A Lei nº 7.716, de 5 de janeiro de 1989 apenas três meses após a promulgação da Constituição Federal brasileira vigente, o país já contava com uma legislação específica definindo os crimes resultantes de preconceito de raça ou cor.
A referida lei estabeleceu os tipos penais de racismo, criando condutas criminosas do artigo 2º ao 20, com diversas modificações ao longo de seus 36 (trinta e seis) anos de vigência.
Em geral, essas condutas se traduzem na prática de obstar, impedir ou recusar o acesso de pessoas a determinados estabelecimentos públicos e privados, prevendo punições severas para crimes resultantes de discriminação ou preconceito por raça, cor, etnia, religião ou procedência nacional.
A Convenção Interamericana contra o Racismo, a Discriminação racional e formas correlatas de intolerância que foi assinada na Guatemala em 05 de junho de 2013 e promulgado pelo Brasil pelo Decreto 10.932, de 10 de janeiro de 2022.
E, apresenta definições relevantes no seu artigo 1º, sendo:
- Discriminação racial é qualquer distinção, exclusão, restrição ou preferência, em qualquer área da vida pública ou privada, cujo propósito ou efeito seja anular ou restringir o reconhecimento, gozo ou exercício, em condições de igualdade, de um ou mais direitos humanos e liberdades fundamentais consagrados nos instrumentos internacionais aplicáveis aos Estados Partes.
A discriminação racial pode basear-se em raça, cor, ascendência ou origem nacional ou étnica.
- Discriminação racial indireta é aquela que ocorre, em qualquer esfera da vida pública ou privada, quando um dispositivo, prática ou critério aparentemente neutro tem a capacidade de acarretar uma desvantagem particular para pessoas pertencentes a um grupo específico, com base nas razões estabelecidas no artigo 1.1, ou as coloca em desvantagem, a menos que esse dispositivo, prática ou critério tenha um objetivo ou justificativa razoável e legítima à luz do Direito Internacional dos Direitos Humanos.

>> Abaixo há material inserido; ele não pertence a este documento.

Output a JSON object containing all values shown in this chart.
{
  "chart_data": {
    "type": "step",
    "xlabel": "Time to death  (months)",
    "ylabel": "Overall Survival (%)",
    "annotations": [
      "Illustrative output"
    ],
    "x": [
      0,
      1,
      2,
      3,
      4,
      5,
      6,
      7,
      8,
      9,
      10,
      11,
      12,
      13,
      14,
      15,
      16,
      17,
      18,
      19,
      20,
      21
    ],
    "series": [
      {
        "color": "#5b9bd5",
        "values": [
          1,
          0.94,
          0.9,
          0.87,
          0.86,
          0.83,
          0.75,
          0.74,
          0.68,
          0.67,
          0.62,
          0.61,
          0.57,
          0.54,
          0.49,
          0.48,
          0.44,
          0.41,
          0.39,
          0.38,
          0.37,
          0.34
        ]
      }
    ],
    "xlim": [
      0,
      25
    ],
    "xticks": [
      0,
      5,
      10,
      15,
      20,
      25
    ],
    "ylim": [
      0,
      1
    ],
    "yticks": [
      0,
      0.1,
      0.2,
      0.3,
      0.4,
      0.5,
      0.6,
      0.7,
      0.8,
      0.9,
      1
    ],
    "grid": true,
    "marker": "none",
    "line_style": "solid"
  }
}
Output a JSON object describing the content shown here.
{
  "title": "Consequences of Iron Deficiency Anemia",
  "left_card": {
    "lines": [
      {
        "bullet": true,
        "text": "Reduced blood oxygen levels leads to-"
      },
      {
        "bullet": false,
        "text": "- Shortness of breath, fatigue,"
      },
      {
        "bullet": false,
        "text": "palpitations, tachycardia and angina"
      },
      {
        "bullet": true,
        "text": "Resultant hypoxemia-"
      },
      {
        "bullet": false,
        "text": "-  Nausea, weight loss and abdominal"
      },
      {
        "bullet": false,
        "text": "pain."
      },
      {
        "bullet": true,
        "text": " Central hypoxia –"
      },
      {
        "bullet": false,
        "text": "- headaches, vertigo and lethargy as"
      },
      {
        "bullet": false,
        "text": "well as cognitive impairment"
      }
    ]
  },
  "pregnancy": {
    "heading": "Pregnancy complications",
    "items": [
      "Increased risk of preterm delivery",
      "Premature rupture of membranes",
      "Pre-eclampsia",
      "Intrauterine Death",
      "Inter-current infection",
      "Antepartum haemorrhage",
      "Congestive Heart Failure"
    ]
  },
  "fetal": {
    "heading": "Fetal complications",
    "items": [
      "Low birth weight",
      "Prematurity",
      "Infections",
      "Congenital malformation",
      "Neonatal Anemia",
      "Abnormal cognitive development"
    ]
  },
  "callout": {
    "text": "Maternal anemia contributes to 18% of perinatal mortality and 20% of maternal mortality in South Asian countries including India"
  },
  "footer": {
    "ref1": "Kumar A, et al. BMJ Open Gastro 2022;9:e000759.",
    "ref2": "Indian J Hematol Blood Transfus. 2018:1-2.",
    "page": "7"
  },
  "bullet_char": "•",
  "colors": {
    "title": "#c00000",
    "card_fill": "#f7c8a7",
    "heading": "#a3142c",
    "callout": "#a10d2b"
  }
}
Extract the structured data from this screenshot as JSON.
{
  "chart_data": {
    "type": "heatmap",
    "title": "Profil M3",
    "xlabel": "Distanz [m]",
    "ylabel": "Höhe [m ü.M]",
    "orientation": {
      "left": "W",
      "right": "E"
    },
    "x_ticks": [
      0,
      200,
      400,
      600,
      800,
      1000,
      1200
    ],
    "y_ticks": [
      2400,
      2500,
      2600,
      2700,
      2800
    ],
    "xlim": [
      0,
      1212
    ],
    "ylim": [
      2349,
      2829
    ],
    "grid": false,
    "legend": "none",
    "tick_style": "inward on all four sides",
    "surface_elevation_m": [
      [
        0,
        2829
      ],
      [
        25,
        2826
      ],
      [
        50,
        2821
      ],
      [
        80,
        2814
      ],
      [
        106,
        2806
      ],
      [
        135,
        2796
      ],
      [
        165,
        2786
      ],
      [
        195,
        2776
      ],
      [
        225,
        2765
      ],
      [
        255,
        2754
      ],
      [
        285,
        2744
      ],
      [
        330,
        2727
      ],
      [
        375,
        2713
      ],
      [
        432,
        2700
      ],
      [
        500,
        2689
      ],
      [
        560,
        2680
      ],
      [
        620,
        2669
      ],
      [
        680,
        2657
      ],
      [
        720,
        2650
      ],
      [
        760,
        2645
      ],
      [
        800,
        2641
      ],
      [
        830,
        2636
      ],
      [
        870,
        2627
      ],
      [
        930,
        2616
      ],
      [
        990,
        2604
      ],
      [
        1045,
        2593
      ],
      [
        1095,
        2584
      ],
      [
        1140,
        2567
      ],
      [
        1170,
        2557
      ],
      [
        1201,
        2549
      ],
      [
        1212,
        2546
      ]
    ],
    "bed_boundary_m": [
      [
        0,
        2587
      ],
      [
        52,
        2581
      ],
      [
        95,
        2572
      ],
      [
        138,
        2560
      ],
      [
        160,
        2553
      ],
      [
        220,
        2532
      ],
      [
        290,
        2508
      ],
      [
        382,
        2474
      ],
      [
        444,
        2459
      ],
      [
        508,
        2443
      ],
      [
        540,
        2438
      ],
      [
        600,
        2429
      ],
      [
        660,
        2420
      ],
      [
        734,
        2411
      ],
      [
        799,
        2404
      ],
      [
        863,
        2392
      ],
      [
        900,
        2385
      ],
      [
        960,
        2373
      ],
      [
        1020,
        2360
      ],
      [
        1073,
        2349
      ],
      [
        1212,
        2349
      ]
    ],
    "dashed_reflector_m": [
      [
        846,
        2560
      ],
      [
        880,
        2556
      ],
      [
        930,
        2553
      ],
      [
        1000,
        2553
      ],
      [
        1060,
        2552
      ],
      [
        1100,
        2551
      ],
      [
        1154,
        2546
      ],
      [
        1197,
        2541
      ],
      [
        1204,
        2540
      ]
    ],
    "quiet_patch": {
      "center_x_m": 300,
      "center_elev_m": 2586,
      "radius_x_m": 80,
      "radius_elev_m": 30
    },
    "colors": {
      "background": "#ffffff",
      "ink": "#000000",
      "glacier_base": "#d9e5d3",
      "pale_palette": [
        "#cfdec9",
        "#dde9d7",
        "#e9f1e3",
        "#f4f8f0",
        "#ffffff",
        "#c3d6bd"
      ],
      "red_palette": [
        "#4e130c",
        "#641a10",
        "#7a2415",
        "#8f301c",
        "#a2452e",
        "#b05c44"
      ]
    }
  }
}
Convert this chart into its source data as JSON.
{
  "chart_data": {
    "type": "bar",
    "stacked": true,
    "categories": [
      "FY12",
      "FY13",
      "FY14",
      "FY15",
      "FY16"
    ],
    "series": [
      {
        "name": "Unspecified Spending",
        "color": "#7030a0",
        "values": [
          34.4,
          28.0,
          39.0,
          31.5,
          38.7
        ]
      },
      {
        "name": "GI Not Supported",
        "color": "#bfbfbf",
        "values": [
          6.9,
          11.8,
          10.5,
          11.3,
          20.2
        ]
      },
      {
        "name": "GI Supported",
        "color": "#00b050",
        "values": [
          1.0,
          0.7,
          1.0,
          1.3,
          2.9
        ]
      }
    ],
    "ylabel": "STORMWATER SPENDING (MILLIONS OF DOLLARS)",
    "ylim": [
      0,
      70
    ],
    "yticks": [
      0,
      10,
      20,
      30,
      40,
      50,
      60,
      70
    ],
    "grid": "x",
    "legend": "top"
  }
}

- Discriminação múltipla ou agravada é qualquer preferência, distinção, exclusão ou restrição baseada, de modo concomitante, em dois ou mais critérios dispostos no artigo 1.1, ou outros reconhecidos em instrumentos internacionais, cujo objetivo ou resultado seja anular ou restringir o reconhecimento, gozo ou exercício, em condições de igualdade, de um ou mais direitos humanos e liberdades fundamentais consagrados nos instrumentos internacionais aplicáveis aos Estados Partes, em qualquer área da vida pública ou privada.
- Racismo consiste em qualquer teoria, doutrina, ideologia ou conjunto de ideias que enunciam um vínculo causal entre as características fenotípicas ou genotípicas de indivíduos ou grupos e seus traços intelectuais, culturais e de personalidade, inclusive o falso conceito de superioridade racial.
O racismo ocasiona desigualdades raciais e a noção de que as relações discriminatórias entre grupos são moral e cientificamente justificadas.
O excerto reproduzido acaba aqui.